Помощник энергично закивал и потянулся за вторым чемоданом. Я отступила.
– Мы будем жить здесь? – спросила мама мужчину, к которому все, кроме Ганьо, обращались как «водитель».
На самом деле водителя звали Чарльзом, и его семья жила менее чем в десяти минутах ходьбы от нашего дома в Хо. Он кивнул, сдерживая улыбку, словно его забавляла наша реакция на здание. Вероятно, сам он бывал тут множество раз. Кроме того, в Хо он большую часть дня проводил в доме тетушки, тоже весьма впечатляющем.
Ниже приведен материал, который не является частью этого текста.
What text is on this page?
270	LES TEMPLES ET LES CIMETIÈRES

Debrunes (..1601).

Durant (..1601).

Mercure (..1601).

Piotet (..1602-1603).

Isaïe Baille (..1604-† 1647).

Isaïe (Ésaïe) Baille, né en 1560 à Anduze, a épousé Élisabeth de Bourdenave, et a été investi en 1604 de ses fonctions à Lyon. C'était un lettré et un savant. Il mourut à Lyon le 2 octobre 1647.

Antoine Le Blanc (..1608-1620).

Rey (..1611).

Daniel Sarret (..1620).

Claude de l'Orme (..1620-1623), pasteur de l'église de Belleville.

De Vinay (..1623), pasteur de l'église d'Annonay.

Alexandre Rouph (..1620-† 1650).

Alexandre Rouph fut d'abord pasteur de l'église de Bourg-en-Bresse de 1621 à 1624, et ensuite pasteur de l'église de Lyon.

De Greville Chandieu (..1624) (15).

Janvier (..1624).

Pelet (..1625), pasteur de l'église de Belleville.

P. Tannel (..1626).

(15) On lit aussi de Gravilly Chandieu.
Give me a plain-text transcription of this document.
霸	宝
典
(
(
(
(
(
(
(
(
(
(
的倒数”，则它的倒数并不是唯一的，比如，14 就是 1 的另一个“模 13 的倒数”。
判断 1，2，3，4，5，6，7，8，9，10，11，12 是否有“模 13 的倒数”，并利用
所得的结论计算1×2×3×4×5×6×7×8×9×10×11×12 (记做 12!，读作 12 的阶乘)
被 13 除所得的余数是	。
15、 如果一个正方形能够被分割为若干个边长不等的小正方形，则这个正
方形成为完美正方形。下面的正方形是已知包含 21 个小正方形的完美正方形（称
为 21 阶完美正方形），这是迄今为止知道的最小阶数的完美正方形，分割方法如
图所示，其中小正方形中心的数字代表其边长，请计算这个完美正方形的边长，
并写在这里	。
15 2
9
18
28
– Он вас отведет. – Чарльз указал на помощника, который покатил один из чемоданов к зданию, балансируя другой на голове.
Вскоре появился второй мужчина и взял третий чемодан.
– Разве вы не пойдете с нами? – спросила я Чарльза, внезапно встревожившись. Неужели он оставит нас здесь одних?
– Мне нужно вернуться, тетушка ждет. К вам сейчас подъедет фо Ричард.
Он опустил последнюю сумку на тротуар, который тянулся по периметру здания.
– Ох, ладно, спасибо, – пробормотала я, когда он закрыл багажник.
– Да пребудет с вами Бог, – попрощалась мама.
– Всего хорошего, – ответил водитель.
Не успела машина Чарльза скрыться из виду, как в ворота заехал белый «Рендж Ровер» Ричарда, младшего брата Эли, и припарковался на освободившемся месте.
– Mia woezor![14] – приветствовал нас Ричард, широко раскидывая руки в стороны. На нем были темные джинсы, белые кожаные мокасины, которые, казалось, на ощупь будут как кожа младенца, и чересчур тесная рубашка поло, подчеркивающая все, что не надо, включая бесстыдно выпирающий пупок. Он обнял маму, затем меня.
– Как добрались? – спросил он, поднимая мамину дорожную сумку.
– Ох, что вы, оставьте, фо Ричард, – запротестовала та, слишком взволнованная, чтобы ответить на вопрос.
– Позвольте я донесу, – возразил он и направился к зданию.
Мы последовали за ним. Мама повернулась ко мне и одними губами произнесла: «А?» Как и я, она была глубоко потрясена всем происходящим, в том числе Ричардом Ганьо, таскающим наши сумки. Я расплылась в широкой улыбке и взяла ее под руку.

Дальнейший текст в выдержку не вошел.